K-Means in particular is a very potent algorithm. It is incredibly effective despite not having proven bounds on its objective function performance, to such a spooky extent that it's almost like the Simplex algorithm's effective polynomial complexity (despite real exponential complexity). Its online version is also useful in large-scale data applications.
Elliot JJ


The second part of "Neural Networks and Machine Learning" by Christopher Bishop (at MSR) is on algorithms in ML. Bishop's textbooks are commonly used for graduate (and later undergraduate) textbooks and are extremely well-written.


This algorithm uses graph minimum cuts to classify large amount of unlabeled samples using only small amount of labelled samples.

Its undergrad friendly. I have explained this to a few randomly chosen undergrads and they understood it.

Ref: Blum, A., & Chawla, S. (2001). Learning from labeled and unlabeled data using graph mincuts.

Self promotion Visualization of the algorithm on youtube.


You can cover some algorithms which are classic or with good intuition.

For example, C4.5 and CART, which are classic decision tree algorithms.

You also can cover some ensemble methods(e.g., AdaBoost(Boosting), Bagging), which have a very good performance in real world applications.

Furthermore, deep learning is also a good topic, because it is very hot.


Native bayes and Bayesian network, decision tree algorithms are quite easy to visualize than starting with a neutral network or svm


Genetic programming is really cool. It uses inspiration from biology, and can be applied to a vast number of problems (for example, n-queens problem, and TSP).

It does not require deep mathematical skills.
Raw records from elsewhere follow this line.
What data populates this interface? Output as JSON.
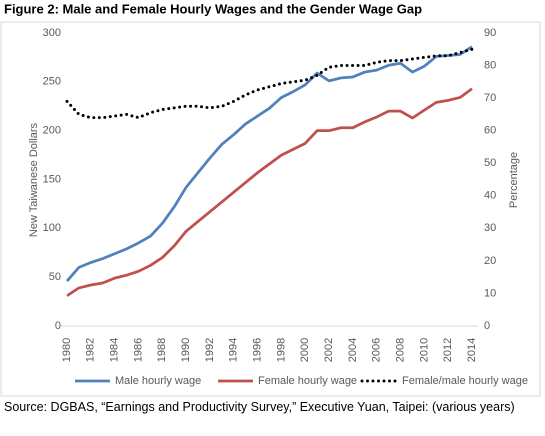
{
  "chart_data": {
    "type": "line",
    "title": "Figure 2: Male and Female Hourly Wages and the Gender Wage Gap",
    "y_label": "New Taiwanese Dollars",
    "y2_label": "Percentage",
    "source": "Source: DGBAS, “Earnings and Productivity Survey,” Executive Yuan, Taipei: (various years)",
    "x": [
      1980,
      1981,
      1982,
      1983,
      1984,
      1985,
      1986,
      1987,
      1988,
      1989,
      1990,
      1991,
      1992,
      1993,
      1994,
      1995,
      1996,
      1997,
      1998,
      1999,
      2000,
      2001,
      2002,
      2003,
      2004,
      2005,
      2006,
      2007,
      2008,
      2009,
      2010,
      2011,
      2012,
      2013,
      2014
    ],
    "xlim": [
      1980,
      2014
    ],
    "xticks": [
      1980,
      1982,
      1984,
      1986,
      1988,
      1990,
      1992,
      1994,
      1996,
      1998,
      2000,
      2002,
      2004,
      2006,
      2008,
      2010,
      2012,
      2014
    ],
    "ylim": [
      0,
      300
    ],
    "yticks": [
      0,
      50,
      100,
      150,
      200,
      250,
      300
    ],
    "y2lim": [
      0,
      90
    ],
    "y2ticks": [
      0,
      10,
      20,
      30,
      40,
      50,
      60,
      70,
      80,
      90
    ],
    "grid": false,
    "legend": "bottom",
    "series": [
      {
        "name": "Male hourly wage",
        "color": "#4f81bd",
        "line_style": "solid",
        "values": [
          46,
          60,
          65,
          69,
          74,
          79,
          85,
          92,
          105,
          122,
          142,
          157,
          172,
          186,
          196,
          207,
          215,
          223,
          234,
          240,
          247,
          259,
          251,
          254,
          255,
          260,
          262,
          267,
          269,
          260,
          266,
          276,
          277,
          278,
          286
        ]
      },
      {
        "name": "Female hourly wage",
        "color": "#c0504d",
        "line_style": "solid",
        "values": [
          31,
          39,
          42,
          44,
          49,
          52,
          56,
          62,
          70,
          82,
          97,
          107,
          117,
          127,
          137,
          147,
          157,
          166,
          175,
          181,
          187,
          200,
          200,
          203,
          203,
          209,
          214,
          220,
          220,
          213,
          221,
          229,
          231,
          234,
          243
        ]
      },
      {
        "name": "Female/male hourly wage",
        "color": "#000000",
        "line_style": "dotted",
        "axis": "y2",
        "values": [
          69,
          65,
          64,
          64,
          64.5,
          65,
          64,
          65.5,
          66.5,
          67,
          67.5,
          67.5,
          67,
          67.5,
          69,
          71,
          72.5,
          73.5,
          74.5,
          75,
          75.5,
          77,
          79.5,
          80,
          80,
          80,
          81,
          81.5,
          81.5,
          82,
          82.5,
          83,
          83,
          84,
          85
        ]
      }
    ]
  }
}
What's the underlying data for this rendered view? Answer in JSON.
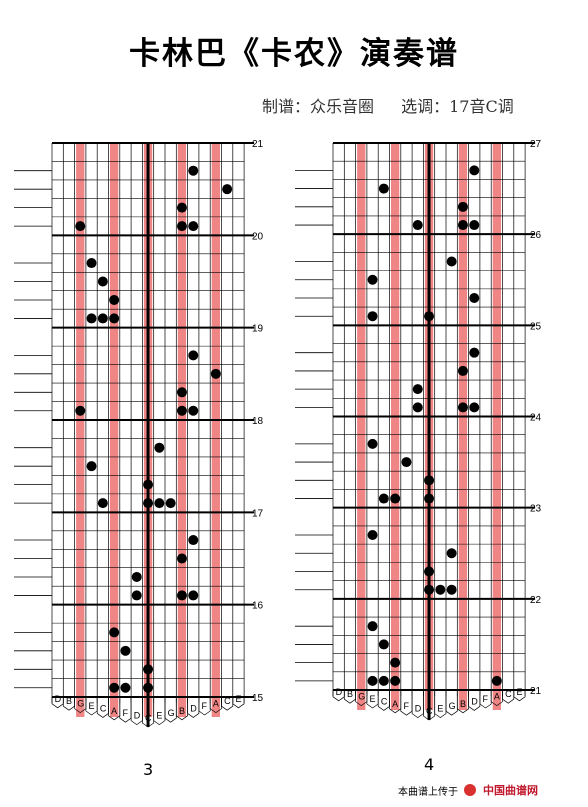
{
  "document": {
    "title": "卡林巴《卡农》演奏谱",
    "notation_by": "制谱：众乐音圈",
    "key_selection": "选调：17音C调",
    "footer_prefix": "本曲谱上传于",
    "footer_site": "中国曲谱网"
  },
  "keys": [
    "D",
    "B",
    "G",
    "E",
    "C",
    "A",
    "F",
    "D",
    "C",
    "E",
    "G",
    "B",
    "D",
    "F",
    "A",
    "C",
    "E"
  ],
  "colors": {
    "highlight_tine": "#f08585",
    "line": "#000000",
    "pink_marker": "#e060c0"
  },
  "panels": [
    {
      "page_number": "3",
      "measure_labels": [
        "21",
        "20",
        "19",
        "18",
        "17",
        "16",
        "15"
      ],
      "rows": [
        [],
        [
          12
        ],
        [
          15
        ],
        [
          11
        ],
        [
          2,
          11,
          12
        ],
        [],
        [
          3
        ],
        [
          4
        ],
        [
          5
        ],
        [
          3,
          4,
          5
        ],
        [],
        [
          12
        ],
        [
          14
        ],
        [
          11
        ],
        [
          2,
          11,
          12
        ],
        [],
        [
          9
        ],
        [
          3
        ],
        [
          8
        ],
        [
          4,
          8,
          9,
          10
        ],
        [],
        [
          12
        ],
        [
          11
        ],
        [
          7
        ],
        [
          7,
          11,
          12
        ],
        [],
        [
          5
        ],
        [
          6
        ],
        [
          8
        ],
        [
          5,
          6,
          8
        ]
      ]
    },
    {
      "page_number": "4",
      "measure_labels": [
        "27",
        "26",
        "25",
        "24",
        "23",
        "22",
        "21"
      ],
      "rows": [
        [],
        [
          12
        ],
        [
          4
        ],
        [
          11
        ],
        [
          7,
          11,
          12
        ],
        [],
        [
          10
        ],
        [
          3
        ],
        [
          12
        ],
        [
          3,
          8
        ],
        [],
        [
          12
        ],
        [
          11
        ],
        [
          7
        ],
        [
          7,
          11,
          12
        ],
        [],
        [
          3
        ],
        [
          6
        ],
        [
          8
        ],
        [
          4,
          5,
          8
        ],
        [],
        [
          3
        ],
        [
          10
        ],
        [
          8
        ],
        [
          8,
          9,
          10
        ],
        [],
        [
          3
        ],
        [
          4
        ],
        [
          5
        ],
        [
          3,
          4,
          5,
          14
        ]
      ]
    }
  ]
}
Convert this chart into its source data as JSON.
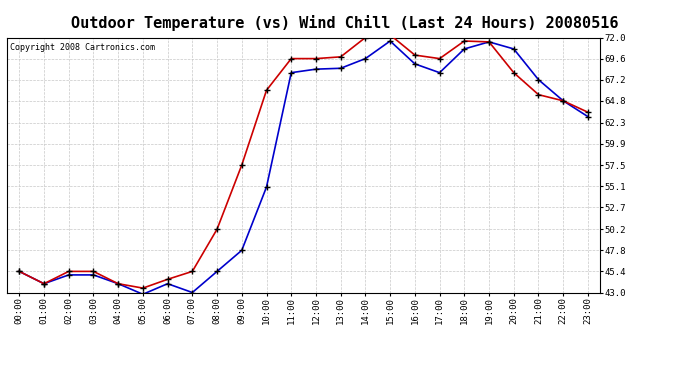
{
  "title": "Outdoor Temperature (vs) Wind Chill (Last 24 Hours) 20080516",
  "copyright": "Copyright 2008 Cartronics.com",
  "x_labels": [
    "00:00",
    "01:00",
    "02:00",
    "03:00",
    "04:00",
    "05:00",
    "06:00",
    "07:00",
    "08:00",
    "09:00",
    "10:00",
    "11:00",
    "12:00",
    "13:00",
    "14:00",
    "15:00",
    "16:00",
    "17:00",
    "18:00",
    "19:00",
    "20:00",
    "21:00",
    "22:00",
    "23:00"
  ],
  "temp": [
    45.4,
    44.0,
    45.4,
    45.4,
    44.0,
    43.5,
    44.5,
    45.4,
    50.2,
    57.5,
    66.0,
    69.6,
    69.6,
    69.8,
    72.0,
    72.3,
    70.0,
    69.6,
    71.6,
    71.5,
    68.0,
    65.5,
    64.8,
    63.5
  ],
  "windchill": [
    45.4,
    44.0,
    45.0,
    45.0,
    44.0,
    42.8,
    44.0,
    43.0,
    45.4,
    47.8,
    55.0,
    68.0,
    68.4,
    68.5,
    69.6,
    71.6,
    69.0,
    68.0,
    70.7,
    71.5,
    70.7,
    67.2,
    64.8,
    63.0
  ],
  "temp_color": "#cc0000",
  "windchill_color": "#0000cc",
  "marker": "+",
  "marker_color": "#000000",
  "bg_color": "#ffffff",
  "plot_bg_color": "#ffffff",
  "grid_color": "#c8c8c8",
  "grid_style": "--",
  "ylim": [
    43.0,
    72.0
  ],
  "yticks": [
    43.0,
    45.4,
    47.8,
    50.2,
    52.7,
    55.1,
    57.5,
    59.9,
    62.3,
    64.8,
    67.2,
    69.6,
    72.0
  ],
  "title_fontsize": 11,
  "copyright_fontsize": 6,
  "tick_fontsize": 6.5,
  "line_width": 1.2,
  "marker_size": 4
}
EDIT: It only requires a way to estimate how good a potential solution is. It can be used for example to guess the rule behind a series of numbers, finding minima/maxima to multi-variate problems, and search huge parameter spaces. It is suited when you are not interested in the optimal solution, but when a good enough solution will do. I believe this has been used to find good strategies for games (build orders in Starcraft 2, and optimal play in Mario).

Is there any important problem for which it is the best method? I mean it certainly isn't for TSP for example.